De nombreux habitants de la capitale, et plus encore les membres des forces de sécurité, connaissent bien le nom d’Ereen al-Zaanin. À leurs yeux, cet homme de 31 ans, originaire du quartier de Wadi Joz, est l’un des principaux instigateurs de tensions dans les milieux du Fatah au sein de la Vieille Ville.
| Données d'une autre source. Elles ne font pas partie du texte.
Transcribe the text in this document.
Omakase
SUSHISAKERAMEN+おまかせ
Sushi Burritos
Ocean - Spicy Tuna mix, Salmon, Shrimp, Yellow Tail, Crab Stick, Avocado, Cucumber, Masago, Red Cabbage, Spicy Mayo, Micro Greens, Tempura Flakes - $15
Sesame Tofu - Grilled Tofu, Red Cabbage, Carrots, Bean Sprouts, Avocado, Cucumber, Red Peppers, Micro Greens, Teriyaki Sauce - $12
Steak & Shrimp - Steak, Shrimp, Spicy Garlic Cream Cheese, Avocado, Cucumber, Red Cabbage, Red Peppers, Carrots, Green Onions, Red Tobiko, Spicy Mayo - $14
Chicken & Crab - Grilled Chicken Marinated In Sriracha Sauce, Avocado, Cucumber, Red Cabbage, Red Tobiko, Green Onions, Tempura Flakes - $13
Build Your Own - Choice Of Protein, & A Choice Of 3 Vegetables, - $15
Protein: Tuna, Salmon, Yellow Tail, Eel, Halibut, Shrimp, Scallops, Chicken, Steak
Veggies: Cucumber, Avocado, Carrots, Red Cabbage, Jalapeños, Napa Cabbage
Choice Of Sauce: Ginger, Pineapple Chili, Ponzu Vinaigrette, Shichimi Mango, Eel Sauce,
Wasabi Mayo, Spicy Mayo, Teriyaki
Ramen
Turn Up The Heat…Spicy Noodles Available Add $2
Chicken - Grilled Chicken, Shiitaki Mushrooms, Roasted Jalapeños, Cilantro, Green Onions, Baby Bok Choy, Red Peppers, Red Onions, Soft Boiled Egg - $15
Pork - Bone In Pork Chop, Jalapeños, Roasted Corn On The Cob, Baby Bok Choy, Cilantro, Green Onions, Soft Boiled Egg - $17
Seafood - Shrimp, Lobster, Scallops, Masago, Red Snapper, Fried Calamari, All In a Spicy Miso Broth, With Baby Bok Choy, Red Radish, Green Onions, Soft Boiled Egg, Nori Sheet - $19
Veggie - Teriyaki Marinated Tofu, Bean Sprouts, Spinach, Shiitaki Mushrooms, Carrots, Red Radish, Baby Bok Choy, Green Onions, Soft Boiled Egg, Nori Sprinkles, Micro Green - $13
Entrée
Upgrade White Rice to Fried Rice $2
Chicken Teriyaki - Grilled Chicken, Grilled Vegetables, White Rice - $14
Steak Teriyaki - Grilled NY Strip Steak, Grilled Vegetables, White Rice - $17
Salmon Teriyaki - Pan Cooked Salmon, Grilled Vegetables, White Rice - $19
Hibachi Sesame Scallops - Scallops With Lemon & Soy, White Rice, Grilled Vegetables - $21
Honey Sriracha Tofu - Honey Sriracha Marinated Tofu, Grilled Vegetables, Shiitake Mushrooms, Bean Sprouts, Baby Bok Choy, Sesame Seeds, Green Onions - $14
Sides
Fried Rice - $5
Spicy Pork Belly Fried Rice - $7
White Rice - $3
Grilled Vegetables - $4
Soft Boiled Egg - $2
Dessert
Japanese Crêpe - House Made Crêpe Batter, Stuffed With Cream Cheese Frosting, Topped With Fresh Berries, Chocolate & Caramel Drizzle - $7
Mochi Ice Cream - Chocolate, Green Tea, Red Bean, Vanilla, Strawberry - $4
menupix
Le nouvel ordre d’éloignement marque un chapitre supplémentaire dans le long bras de fer entre l’appareil sécuritaire et celui qui est considéré comme l’un des principaux foyers d’agitation de la « Shabiba », le mouvement de jeunesse du Fatah à Jérusalem.
Comment Ereen al-Zaanin est-il devenu une figure connue des affrontements à Jérusalem ?
Al-Zaanin s’est fait connaître du grand public israélien en juin 2020. Quelques jours après la mort tragique d’Iyad al-Hallaq, un jeune Palestinien autiste soupçonné à tort d’être un assaillant, l’ancien député Yehuda Glick s’était rendu à Wadi Joz pour présenter ses condoléances à la famille endeuillée. Al-Zaanin, avec plusieurs de ses compagnons, a mené une agression violente et brutale contre Glick. Ils ont projeté l’ancien député en bas de dizaines de marches, lui ont porté des coups de pied à la tête et au corps, puis l’ont poursuivi en proférant des insultes. L’arrestation d’al-Zaanin, effectuée par des policiers vêtus de combinaisons de protection spéciales parce qu’il se trouvait alors à l’isolement en raison du coronavirus, est devenue virale. Il a été condamné à cinq mois de prison ferme, puis contraint de verser à Glick des dizaines de milliers de shekels dans le cadre d’une procédure civile menée contre lui par l’organisation Honenu.
Sa sortie de prison n’a toutefois pas mis fin à ses activités, bien au contraire. Les services de sécurité considèrent al-Zaanin comme un activiste de terrain charismatique qui utilise des initiatives civiles et humanitaires comme couverture pour des activités politiques et hostiles. Il intervient notamment sur le mont du Temple en tant que « secouriste bénévole » du Croissant-Rouge et dispense des « premiers secours » au sein des équipes d’urgence locales. Aux yeux des Palestiniens, il apparaît comme un homme portant assistance aux blessés lors des affrontements. Mais les services de sécurité estiment que cette fonction lui permet de rester au cœur des points de friction les plus sensibles, de porter un uniforme, de disposer d’une radio et de se déplacer librement en profitant de son statut médical. Parallèlement, il a insisté pour agir comme « musaharati », chargé de réveiller les habitants de Wadi Joz pendant le ramadan, une autre activité dont il a été écarté pour atteinte à l’ordre public.
Ces dernières années, al-Zaanin est devenu une cible récurrente des ordres administratifs. Il a été arrêté à de nombreuses reprises et a même mené la protestation des détenus administratifs, devenant le premier à boycotter les audiences devant les tribunaux israéliens. Le ministre de la Défense, tout comme le commandant du district de Jérusalem, ont signé à son encontre une série de longues détentions administratives, d’ordres d’éloignement et de restrictions, estimant que sa présence sur le terrain constitue une véritable poudrière, en particulier autour du mont du Temple.